I can’t deny that some of the recurring period drama themes transcend time, though – love, loss, jealousy, the whims of the disgustingly rich and disgracefully poor never get old. But there are new ways to tell different stories about how these things affect us now. Today. In 2018 and beyond. God knows we've got enough material to inspire brilliantly terrifying stories. And isn't that what we need right now? We've finally got the means to learn about things beyond an obscure town in the arse end of the British Isles, so let's see it, please. Hit me with something gripping and current, something with momentum. Tell me about a modern life I've never experienced. For crying out loud, give me something funnier than an old maid's bonnet falling off in the wind!

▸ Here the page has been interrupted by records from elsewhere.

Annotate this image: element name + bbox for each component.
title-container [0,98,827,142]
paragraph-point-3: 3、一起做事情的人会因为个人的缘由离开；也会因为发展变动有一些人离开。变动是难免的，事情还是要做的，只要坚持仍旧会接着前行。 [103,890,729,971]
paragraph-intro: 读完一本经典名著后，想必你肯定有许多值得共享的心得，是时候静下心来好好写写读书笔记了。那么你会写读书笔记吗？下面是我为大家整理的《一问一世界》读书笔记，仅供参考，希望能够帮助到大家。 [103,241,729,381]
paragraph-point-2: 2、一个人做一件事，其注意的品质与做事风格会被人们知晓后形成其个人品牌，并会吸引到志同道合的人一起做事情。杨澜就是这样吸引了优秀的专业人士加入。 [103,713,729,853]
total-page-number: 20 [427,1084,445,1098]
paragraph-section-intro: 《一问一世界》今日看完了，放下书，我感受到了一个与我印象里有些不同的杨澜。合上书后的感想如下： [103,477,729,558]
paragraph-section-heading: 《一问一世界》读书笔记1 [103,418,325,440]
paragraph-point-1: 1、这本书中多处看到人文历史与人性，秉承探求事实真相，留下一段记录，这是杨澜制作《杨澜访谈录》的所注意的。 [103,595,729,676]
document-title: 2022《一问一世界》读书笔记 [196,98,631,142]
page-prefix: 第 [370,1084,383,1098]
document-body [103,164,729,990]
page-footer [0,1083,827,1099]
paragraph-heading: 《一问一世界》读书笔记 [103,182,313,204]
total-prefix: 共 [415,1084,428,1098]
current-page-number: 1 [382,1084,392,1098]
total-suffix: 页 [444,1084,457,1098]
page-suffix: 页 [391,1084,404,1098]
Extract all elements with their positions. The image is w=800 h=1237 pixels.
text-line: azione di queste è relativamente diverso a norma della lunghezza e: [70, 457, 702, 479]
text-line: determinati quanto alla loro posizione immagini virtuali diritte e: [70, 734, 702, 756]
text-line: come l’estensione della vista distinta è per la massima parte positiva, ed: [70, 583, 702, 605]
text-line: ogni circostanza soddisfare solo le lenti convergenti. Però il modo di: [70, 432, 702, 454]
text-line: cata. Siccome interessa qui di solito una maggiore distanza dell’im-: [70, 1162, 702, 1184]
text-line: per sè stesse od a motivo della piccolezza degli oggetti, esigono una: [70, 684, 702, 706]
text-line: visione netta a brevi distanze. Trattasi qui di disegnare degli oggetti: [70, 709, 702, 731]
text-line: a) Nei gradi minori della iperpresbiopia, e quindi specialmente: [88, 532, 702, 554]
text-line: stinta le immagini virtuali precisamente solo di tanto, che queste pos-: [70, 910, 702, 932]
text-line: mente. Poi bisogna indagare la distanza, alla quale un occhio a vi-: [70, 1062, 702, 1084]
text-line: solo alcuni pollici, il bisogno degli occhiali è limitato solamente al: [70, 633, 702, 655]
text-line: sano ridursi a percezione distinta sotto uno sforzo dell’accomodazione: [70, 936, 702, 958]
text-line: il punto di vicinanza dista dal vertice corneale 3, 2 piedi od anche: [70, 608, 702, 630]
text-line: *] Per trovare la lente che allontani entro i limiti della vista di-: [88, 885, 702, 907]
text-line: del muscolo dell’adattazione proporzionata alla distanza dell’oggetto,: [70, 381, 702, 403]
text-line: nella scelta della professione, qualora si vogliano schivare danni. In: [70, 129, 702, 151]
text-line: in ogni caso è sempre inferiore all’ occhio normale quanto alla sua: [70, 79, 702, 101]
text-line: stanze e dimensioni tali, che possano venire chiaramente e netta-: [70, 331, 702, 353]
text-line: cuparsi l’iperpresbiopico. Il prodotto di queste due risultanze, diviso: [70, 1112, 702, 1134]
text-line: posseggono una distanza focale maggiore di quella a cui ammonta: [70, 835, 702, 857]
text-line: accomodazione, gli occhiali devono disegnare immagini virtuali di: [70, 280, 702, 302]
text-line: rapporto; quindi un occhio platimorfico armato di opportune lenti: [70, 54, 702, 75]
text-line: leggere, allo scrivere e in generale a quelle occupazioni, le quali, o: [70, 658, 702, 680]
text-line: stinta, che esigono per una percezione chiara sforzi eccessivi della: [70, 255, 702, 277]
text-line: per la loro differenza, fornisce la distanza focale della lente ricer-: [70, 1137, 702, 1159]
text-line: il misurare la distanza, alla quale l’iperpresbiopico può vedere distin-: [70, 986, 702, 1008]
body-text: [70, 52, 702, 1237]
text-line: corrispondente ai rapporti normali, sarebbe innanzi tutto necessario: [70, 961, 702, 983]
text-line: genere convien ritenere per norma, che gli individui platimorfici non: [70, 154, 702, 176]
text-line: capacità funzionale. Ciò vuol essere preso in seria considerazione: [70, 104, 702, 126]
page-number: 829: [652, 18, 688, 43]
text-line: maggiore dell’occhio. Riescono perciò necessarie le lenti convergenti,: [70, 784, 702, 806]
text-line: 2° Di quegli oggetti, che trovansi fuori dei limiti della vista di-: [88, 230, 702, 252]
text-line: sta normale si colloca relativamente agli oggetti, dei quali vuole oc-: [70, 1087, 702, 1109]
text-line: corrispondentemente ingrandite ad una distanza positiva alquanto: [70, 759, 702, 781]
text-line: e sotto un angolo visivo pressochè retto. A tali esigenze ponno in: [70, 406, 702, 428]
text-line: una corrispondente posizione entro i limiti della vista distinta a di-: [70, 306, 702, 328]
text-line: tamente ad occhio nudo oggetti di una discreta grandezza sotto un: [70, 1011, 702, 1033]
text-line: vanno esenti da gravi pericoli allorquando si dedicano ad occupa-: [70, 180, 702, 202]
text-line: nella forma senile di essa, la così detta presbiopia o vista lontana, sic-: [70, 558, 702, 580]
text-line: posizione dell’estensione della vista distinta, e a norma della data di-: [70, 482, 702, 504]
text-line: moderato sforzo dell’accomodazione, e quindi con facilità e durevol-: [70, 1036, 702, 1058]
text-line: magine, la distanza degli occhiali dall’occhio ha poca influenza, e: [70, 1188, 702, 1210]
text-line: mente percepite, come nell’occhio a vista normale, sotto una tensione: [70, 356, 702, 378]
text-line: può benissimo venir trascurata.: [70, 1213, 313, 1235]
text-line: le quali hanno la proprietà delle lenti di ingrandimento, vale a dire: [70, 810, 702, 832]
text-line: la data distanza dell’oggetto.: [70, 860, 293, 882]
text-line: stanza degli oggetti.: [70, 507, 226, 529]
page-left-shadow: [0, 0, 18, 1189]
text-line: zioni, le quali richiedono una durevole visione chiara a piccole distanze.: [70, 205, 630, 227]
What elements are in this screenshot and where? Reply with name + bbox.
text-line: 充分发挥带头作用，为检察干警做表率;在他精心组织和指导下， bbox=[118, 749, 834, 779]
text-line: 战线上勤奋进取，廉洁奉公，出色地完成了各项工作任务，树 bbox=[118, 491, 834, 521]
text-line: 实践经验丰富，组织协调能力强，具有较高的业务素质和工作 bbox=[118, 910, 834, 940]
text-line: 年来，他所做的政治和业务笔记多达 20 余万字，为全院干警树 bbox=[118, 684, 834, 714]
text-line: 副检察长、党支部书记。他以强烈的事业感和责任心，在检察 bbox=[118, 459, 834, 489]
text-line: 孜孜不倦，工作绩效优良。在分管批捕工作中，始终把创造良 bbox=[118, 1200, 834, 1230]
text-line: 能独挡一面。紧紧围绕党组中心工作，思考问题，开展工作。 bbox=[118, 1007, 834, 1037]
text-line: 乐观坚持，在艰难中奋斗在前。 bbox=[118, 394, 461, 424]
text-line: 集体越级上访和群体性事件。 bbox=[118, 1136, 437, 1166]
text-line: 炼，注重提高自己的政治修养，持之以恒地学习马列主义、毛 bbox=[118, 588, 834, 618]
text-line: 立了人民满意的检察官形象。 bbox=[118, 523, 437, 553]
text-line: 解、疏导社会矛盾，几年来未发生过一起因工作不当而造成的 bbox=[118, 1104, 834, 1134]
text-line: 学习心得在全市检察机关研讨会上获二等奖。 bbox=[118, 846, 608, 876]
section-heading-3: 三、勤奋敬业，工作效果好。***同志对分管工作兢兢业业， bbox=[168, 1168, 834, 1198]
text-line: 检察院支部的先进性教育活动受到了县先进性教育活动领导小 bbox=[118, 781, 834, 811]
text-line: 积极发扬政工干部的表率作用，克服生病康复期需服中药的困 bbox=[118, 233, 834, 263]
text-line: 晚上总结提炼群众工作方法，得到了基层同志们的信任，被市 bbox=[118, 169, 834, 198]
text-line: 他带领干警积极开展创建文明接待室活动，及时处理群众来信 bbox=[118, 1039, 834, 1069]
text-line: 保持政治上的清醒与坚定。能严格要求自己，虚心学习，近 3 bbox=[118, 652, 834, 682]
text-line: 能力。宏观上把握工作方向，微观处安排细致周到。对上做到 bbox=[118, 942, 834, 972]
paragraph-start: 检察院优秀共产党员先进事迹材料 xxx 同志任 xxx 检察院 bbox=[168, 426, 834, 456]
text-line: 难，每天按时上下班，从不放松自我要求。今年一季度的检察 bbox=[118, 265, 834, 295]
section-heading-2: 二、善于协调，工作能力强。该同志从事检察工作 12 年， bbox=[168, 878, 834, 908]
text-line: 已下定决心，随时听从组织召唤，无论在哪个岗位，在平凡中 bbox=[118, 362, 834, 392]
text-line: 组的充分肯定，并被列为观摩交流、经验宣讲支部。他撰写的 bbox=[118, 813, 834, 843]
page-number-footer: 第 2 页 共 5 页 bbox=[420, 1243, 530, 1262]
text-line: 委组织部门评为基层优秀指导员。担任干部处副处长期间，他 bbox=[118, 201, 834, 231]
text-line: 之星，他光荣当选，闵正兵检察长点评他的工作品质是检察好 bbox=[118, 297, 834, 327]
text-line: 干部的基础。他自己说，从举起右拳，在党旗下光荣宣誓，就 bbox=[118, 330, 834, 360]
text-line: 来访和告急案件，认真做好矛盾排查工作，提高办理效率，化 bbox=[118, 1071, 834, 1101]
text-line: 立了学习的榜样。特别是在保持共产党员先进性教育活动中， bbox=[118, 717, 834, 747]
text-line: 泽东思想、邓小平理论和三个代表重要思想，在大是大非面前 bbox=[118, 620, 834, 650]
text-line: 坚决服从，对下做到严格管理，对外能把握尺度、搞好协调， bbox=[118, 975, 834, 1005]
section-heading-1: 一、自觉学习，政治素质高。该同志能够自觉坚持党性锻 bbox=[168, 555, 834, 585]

Save for the disheartening reminder that this genre, a staple of British television, rarely has a narrative that includes or reflects the experiences of people of colour, there’s also the issue of guilt. Not the humble, martyr-friendly kind; the selfish, "I don't know what you're talking about but I probably should" type of guilt. With the onslaught of classical remakes, there’s an expectation to already know them. Heaven forbid you admit to never having picked up an Agatha Christie book, or that you didn’t immediately realise that Florence Pugh’s Lady Macbeth had nothing to do with Shakespeare. Forgive me, dear reader. My truth is out, let me live it.